I first encountered Betty LaDuke's work in 1985 through her COMPANERAS: WOMEN, ART, AND SOCIAL CHANGE IN LATIN AMERICA. In the intervening years she has produced WOMEN ARTISTS: MULTICULTURAL VISIONS and AFRICA THROUGH THE EYES OF WOMEN ARTISTS, both widely acclaimed.

Nor does she confine her commentary to art. She wants us to grasp the context of African, Latina, and Asian women's art within their daily lives and within their indigenous communities. One poignant example emerges from the collaborative work of Gurensi women living in polygamous households in Ghana and Burkina Faso. Using cow dung, locust bean pods, smooth stones, and pulverized red and black rock, every blank wall of their living space is transformed into a canvas for their expressive designs. Collectively, they decide what patterns and imagery they want to achieve, prepare the surfaces and materials to be used, and work side by side to complete the design.

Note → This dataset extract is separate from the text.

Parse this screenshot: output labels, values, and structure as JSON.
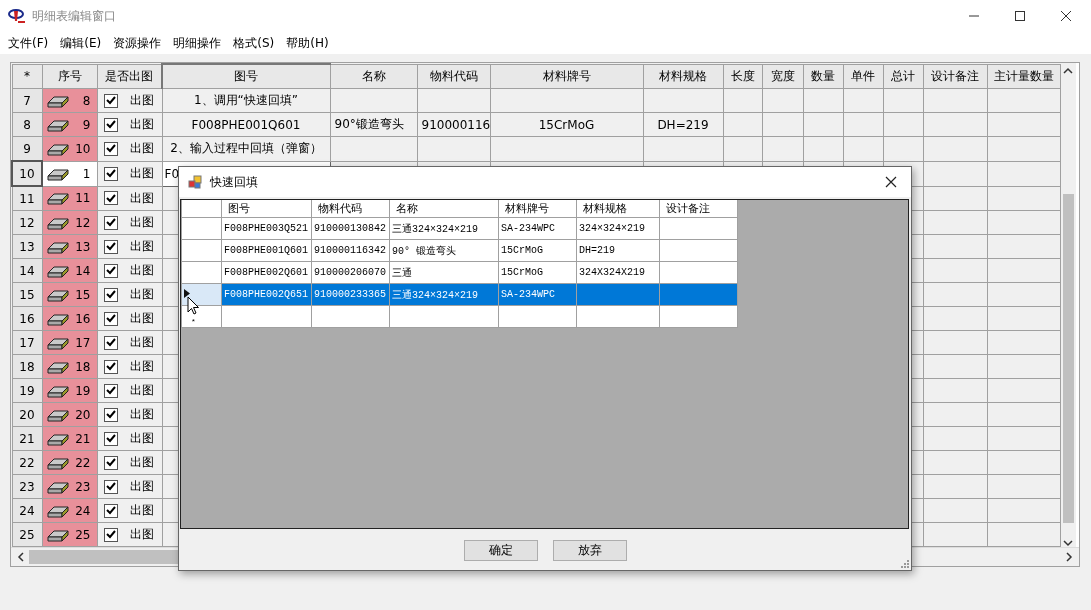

Invited to watch a demonstration of the entire process, LaDuke came to see the decorated walls as "living sculptures with specially shaped interior and exterior spaces that bore witness to rites of passage, birth, marriage, and death. These were commonly shared traditions, uniquely enhanced by the hands of women who, for centuries, had painted these walls each year, developing a sense of pride in their own work as they created their own form of BAMBOLSE [beauty]." It is a process echoed among quilt makers in the U.S.-whose art was likewise almost uniformly ignored by art "historians" until the feminist movement showed them how to see.

The author includes a wide range of women's art, from the more traditional pottery of Togo and Mali, to the phenomenal Shona sculptures of Zimbabwe with their blend of African and European influences, to spectacular paintings by the revolutionary women artists/warriors of Eritrea.

I was especially drawn to her chapter on Cameroon, for this is where she describes the vibrant and ongoing 300-year-old self-organization of women known as ANLU, which has never hesitated to publicly confront men who commit an offense against women. "Kom women were active feminists, dealing with issues of social welfare and justice long before Western societies were willing to unveil the taboos regarding discussion and prevention of population explosion, incest, and physical abuse."

One intriguing story she relates is an episode in 1959 when 7,000 angry women farmers unseated the party in power because the women "perceived a threat to their land, which they regard as sacred." Reading this, I couldn't help recalling brief references I've seen to the 1929 Igbo Women's War in Nigeria, when women organized across tribal boundaries against both the British overlords and their local chiefs, who erroneously believed they could begin taxing the women for the first time in history.

Nineteen years after THIS BRIDGE CALLED MY BACK called upon white feminists to do their own homework instead of expecting women of color to lead them to enlightenment, it is heartening to see that Betty LaDuke has worked ceaselessly to respond to this challenge. Can anyone who is serious about women's liberation afford to do less?